Today's News and Commentary – March 10
The New York Times Editorial Board applauds recent steps taken by New York University and Columbia University to tighten their policies on unpaid internships to prevent exploitative arrangements. According to a report last year by the National Association of Colleges and Employers, nearly half of the internships taken by college students in the class of 2013 were unpaid, and many likely violated federal labor guidelines requiring that unpaid internships at for-profit companies “must be for the benefit of the intern.”
The Washington Post reports on difficulties federal and state officials have encountered while trying to collect a $6 million judgment against Henry’s Turkey Services, a Texas company that was found guilty last year of discriminating against 32 mentally disabled workers. The verdict was the largest in the history of the Equal Employment Opportunity Commission. The company has since filed for bankruptcy, and federal officials have only collected assets worth between $30,000 and $40,000.
About 330 detainees at an immigration detention center in Tacoma, Washington were on a hunger strike for better conditions as of Sunday afternoon, the L.A. Times reports. The hunger strike began on Friday. The detainees are seeking, among other improvements, an increase in the facility’s $1-a-day wages for work.

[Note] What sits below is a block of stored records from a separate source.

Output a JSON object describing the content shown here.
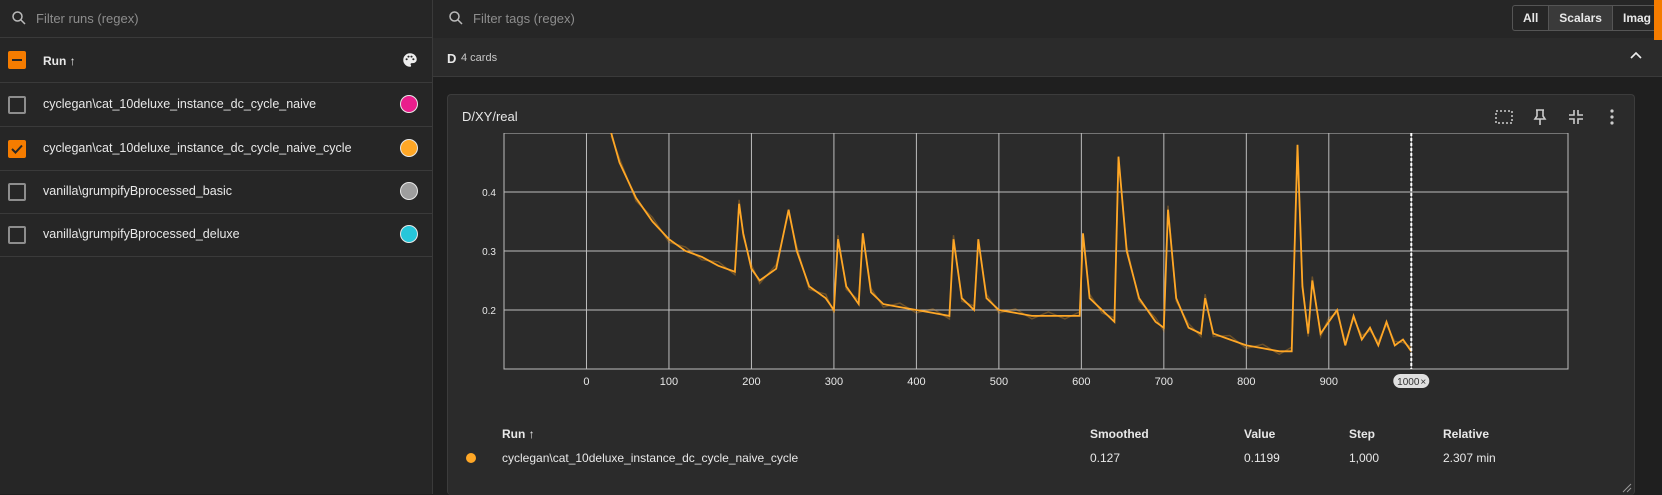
{
  "runs_panel": {
    "search_placeholder": "Filter runs (regex)",
    "header_label": "Run ↑",
    "runs": [
      {
        "name": "cyclegan\\cat_10deluxe_instance_dc_cycle_naive",
        "checked": false,
        "color": "#e91e8c"
      },
      {
        "name": "cyclegan\\cat_10deluxe_instance_dc_cycle_naive_cycle",
        "checked": true,
        "color": "#ffa726"
      },
      {
        "name": "vanilla\\grumpifyBprocessed_basic",
        "checked": false,
        "color": "#9e9e9e"
      },
      {
        "name": "vanilla\\grumpifyBprocessed_deluxe",
        "checked": false,
        "color": "#26c6da"
      }
    ]
  },
  "tags": {
    "search_placeholder": "Filter tags (regex)",
    "filters": [
      "All",
      "Scalars",
      "Imag"
    ],
    "active_filter": "Scalars"
  },
  "group": {
    "name": "D",
    "count": "4 cards"
  },
  "card": {
    "title": "D/XY/real"
  },
  "chart_data": {
    "type": "line",
    "title": "D/XY/real",
    "xlim": [
      -100,
      1190
    ],
    "ylim": [
      0.1,
      0.5
    ],
    "x_ticks": [
      "-0",
      "0",
      "100",
      "200",
      "300",
      "400",
      "500",
      "600",
      "700",
      "800",
      "900",
      "1000"
    ],
    "y_ticks": [
      "0.2",
      "0.3",
      "0.4"
    ],
    "cursor_label": "1000",
    "series": [
      {
        "name": "cyclegan\\cat_10deluxe_instance_dc_cycle_naive_cycle",
        "color": "#ffa726",
        "x": [
          30,
          40,
          60,
          80,
          100,
          120,
          140,
          160,
          180,
          185,
          190,
          200,
          210,
          230,
          245,
          255,
          270,
          290,
          300,
          305,
          315,
          330,
          335,
          345,
          360,
          380,
          400,
          420,
          440,
          445,
          455,
          470,
          475,
          485,
          500,
          520,
          540,
          560,
          580,
          598,
          602,
          610,
          625,
          640,
          645,
          655,
          670,
          690,
          700,
          705,
          715,
          730,
          745,
          750,
          760,
          780,
          800,
          820,
          840,
          855,
          862,
          868,
          875,
          880,
          890,
          900,
          910,
          920,
          930,
          940,
          950,
          960,
          970,
          980,
          990,
          1000
        ],
        "y": [
          0.5,
          0.45,
          0.39,
          0.35,
          0.32,
          0.3,
          0.29,
          0.275,
          0.265,
          0.38,
          0.33,
          0.27,
          0.25,
          0.27,
          0.37,
          0.3,
          0.24,
          0.22,
          0.2,
          0.32,
          0.24,
          0.21,
          0.33,
          0.23,
          0.21,
          0.205,
          0.2,
          0.195,
          0.19,
          0.32,
          0.22,
          0.2,
          0.32,
          0.22,
          0.2,
          0.195,
          0.19,
          0.19,
          0.19,
          0.19,
          0.33,
          0.22,
          0.2,
          0.18,
          0.46,
          0.3,
          0.22,
          0.18,
          0.17,
          0.37,
          0.22,
          0.17,
          0.16,
          0.22,
          0.16,
          0.15,
          0.14,
          0.135,
          0.13,
          0.13,
          0.48,
          0.24,
          0.16,
          0.25,
          0.16,
          0.18,
          0.2,
          0.14,
          0.19,
          0.15,
          0.17,
          0.14,
          0.18,
          0.14,
          0.15,
          0.13
        ]
      }
    ]
  },
  "legend_table": {
    "headers": {
      "run": "Run ↑",
      "smoothed": "Smoothed",
      "value": "Value",
      "step": "Step",
      "relative": "Relative"
    },
    "row": {
      "run": "cyclegan\\cat_10deluxe_instance_dc_cycle_naive_cycle",
      "smoothed": "0.127",
      "value": "0.1199",
      "step": "1,000",
      "relative": "2.307 min"
    }
  }
}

The New York Times continues its coverage on the large wildcat strike at an IBM factory in southern China that began last week when more than 1,000 workers walked off the job. According to the Times, this recent strike is the latest in a new wave of labor militancy in China, where a labor shortage has given workers more power, smartphones and social media have helped workers organize, and dissatisfaction among workers with the ineffective state-backed All-China Federation of Trade Unions is widespread.
The Federal Reserve Bank of New York has unveiled a new graphical tool Monday allowing users to study eight aspects of the labor market, including unemployment, employment, labor demand, hours, and wages.